Receive the latest insights, news and more direct to your inbox.

- Bermuda introduces a 15% Corporate Income Tax from 1 January 2025 for MNE groups with revenues of €750m+.
- Affected businesses must prepare for new reporting, compliance, and disclosure requirements, including ASC 740.
- US parent companies may face extra tax exposure under Subpart F or Section 953(d).
- Groups should act now to assess impact and choose transition options ahead of implementation.
Introduction
Bermuda has introduced a 15% Corporate Income Tax (CIT), effective from 1 January 2025. The new rules apply to Bermuda entities that are part of multinational enterprise (MNE) groups with global revenues of €750 million or more. This shift marks a move away from Bermuda’s long-standing tax-neutral regime and aligns the jurisdiction with OECD-led global tax reforms such as Pillar Two.
Who is affected by the new tax?
In-scope entities include those operating in Bermuda as part of a qualifying MNE group. These businesses will need to assess their exposure, establish reporting processes, and plan for compliance with new filing requirements and estimated tax payments. US parent companies may also face additional US tax considerations.

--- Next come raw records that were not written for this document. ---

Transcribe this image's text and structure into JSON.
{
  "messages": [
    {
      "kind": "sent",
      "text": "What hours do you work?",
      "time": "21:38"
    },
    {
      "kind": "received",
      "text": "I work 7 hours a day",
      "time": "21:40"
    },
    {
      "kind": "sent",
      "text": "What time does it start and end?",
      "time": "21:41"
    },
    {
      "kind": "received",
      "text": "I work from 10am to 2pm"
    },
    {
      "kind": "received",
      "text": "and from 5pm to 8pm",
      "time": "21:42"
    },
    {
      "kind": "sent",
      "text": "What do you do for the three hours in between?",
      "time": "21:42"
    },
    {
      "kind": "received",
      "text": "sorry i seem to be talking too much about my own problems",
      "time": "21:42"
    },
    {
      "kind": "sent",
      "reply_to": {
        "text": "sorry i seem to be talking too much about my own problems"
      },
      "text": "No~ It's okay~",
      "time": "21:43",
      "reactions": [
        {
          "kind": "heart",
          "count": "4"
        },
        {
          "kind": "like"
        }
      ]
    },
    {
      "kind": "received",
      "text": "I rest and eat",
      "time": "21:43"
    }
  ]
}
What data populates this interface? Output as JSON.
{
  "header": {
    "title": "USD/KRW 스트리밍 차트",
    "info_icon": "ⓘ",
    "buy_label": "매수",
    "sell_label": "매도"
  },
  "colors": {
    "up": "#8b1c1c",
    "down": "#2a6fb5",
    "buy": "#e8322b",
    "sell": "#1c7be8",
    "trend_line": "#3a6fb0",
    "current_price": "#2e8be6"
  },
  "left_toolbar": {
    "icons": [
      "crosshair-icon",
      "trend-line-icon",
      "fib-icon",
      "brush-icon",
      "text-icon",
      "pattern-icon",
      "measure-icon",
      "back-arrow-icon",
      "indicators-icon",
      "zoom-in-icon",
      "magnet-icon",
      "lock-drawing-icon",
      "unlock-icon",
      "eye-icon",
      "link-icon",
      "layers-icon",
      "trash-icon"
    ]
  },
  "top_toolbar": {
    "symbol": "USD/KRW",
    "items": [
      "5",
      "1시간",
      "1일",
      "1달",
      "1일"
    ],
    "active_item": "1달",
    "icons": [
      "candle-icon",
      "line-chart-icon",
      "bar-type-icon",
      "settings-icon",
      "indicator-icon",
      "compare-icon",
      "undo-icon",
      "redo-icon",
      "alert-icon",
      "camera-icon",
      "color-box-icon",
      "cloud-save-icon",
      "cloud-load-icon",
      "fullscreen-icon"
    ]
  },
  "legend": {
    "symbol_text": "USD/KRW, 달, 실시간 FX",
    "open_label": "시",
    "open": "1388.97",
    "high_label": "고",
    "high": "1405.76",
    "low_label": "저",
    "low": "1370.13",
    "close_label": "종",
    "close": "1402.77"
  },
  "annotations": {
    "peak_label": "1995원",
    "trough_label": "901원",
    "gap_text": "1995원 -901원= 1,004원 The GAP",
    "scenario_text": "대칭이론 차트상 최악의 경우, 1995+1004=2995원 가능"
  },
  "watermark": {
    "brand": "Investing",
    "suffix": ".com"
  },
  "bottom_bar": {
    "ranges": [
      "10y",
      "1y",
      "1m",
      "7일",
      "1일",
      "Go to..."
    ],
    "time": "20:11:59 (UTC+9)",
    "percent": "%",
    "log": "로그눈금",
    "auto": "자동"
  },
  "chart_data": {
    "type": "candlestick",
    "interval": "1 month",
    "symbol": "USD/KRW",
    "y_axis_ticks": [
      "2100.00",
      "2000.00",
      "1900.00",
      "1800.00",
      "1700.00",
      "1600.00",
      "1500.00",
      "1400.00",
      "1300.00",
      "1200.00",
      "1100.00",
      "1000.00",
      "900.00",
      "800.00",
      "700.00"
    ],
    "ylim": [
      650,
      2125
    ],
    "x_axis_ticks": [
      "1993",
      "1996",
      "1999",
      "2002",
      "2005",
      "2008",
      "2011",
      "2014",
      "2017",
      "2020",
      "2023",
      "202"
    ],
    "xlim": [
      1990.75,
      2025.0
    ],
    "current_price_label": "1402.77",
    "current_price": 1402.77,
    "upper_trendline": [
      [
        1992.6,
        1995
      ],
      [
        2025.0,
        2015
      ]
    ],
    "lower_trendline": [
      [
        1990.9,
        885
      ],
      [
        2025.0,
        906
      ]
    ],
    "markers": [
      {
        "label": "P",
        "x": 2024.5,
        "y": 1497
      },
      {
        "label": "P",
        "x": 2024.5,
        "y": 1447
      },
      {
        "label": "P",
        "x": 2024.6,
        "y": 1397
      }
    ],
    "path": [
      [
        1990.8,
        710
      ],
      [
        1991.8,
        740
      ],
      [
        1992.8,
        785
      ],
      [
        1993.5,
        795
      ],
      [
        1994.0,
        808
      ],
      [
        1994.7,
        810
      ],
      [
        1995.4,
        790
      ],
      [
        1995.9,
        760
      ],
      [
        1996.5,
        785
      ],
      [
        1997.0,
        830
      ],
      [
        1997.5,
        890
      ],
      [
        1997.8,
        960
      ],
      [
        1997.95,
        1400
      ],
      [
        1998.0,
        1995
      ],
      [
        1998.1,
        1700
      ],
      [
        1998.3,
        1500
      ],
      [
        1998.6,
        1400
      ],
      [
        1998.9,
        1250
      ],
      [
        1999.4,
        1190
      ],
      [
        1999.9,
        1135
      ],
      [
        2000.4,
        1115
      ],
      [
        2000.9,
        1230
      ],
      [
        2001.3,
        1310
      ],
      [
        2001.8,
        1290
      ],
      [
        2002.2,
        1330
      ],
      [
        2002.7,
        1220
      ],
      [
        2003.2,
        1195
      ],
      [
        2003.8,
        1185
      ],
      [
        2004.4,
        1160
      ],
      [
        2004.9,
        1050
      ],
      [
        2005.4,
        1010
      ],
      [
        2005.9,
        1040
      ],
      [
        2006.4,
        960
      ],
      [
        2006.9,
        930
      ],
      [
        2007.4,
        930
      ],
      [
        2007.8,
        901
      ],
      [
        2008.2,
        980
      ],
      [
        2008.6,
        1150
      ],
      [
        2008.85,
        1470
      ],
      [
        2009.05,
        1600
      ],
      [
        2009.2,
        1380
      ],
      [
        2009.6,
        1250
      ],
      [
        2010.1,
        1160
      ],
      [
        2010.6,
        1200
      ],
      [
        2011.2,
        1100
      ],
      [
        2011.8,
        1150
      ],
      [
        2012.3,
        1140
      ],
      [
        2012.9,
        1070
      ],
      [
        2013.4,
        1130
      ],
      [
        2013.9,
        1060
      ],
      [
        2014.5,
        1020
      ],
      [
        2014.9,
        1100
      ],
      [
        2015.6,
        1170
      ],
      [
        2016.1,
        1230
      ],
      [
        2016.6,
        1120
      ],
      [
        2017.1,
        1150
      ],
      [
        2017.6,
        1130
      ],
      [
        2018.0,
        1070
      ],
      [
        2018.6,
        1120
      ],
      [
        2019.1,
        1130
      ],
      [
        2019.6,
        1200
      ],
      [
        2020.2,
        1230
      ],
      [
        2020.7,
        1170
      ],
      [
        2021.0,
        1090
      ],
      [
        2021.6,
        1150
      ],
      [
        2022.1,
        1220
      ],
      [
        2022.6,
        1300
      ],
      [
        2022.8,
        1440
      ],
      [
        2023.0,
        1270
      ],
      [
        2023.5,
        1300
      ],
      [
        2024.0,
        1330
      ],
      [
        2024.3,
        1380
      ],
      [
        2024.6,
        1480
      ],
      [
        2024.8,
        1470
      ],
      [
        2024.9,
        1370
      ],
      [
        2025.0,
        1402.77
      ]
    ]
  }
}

Key issues for tax and finance teams
The new regime introduces several technical challenges that require immediate attention, including transitional elections, tax provisioning and international reporting. Early planning will help minimise risk and improve readiness ahead of the 2025 implementation.
Tax reporting and financial disclosures
The new legislation triggers tax accounting obligations under ASC 740. Businesses must assess current and deferred tax positions, support deferred tax assets, and prepare financial disclosures, including effective tax rate, tax payable and compliance with FIN 48.
Considerations for US parent companies
Where a Bermuda entity is owned by a US parent, taxable earnings may also be subject to US tax under Subpart F or Section 953(d). This may require analysis of branch accounting and filing implications, including Form 1120-PC/L.
Transition options for establishing a tax base
Entities must choose between two transition approaches: using the Economic Transition Adjustment (ETA) to set fair market value as of 30 September 2023, or applying Opening Loss Carryforwards (OLCF) from the prior five years. Each option carries implications for the tax base and should be evaluated carefully.
Next steps for multinational groups
With less than six months to go, MNE groups should begin assessing their position, exploring transitional elections and coordinating with tax advisers in Bermuda and parent jurisdictions. Early action will reduce complexity and support compliance readiness.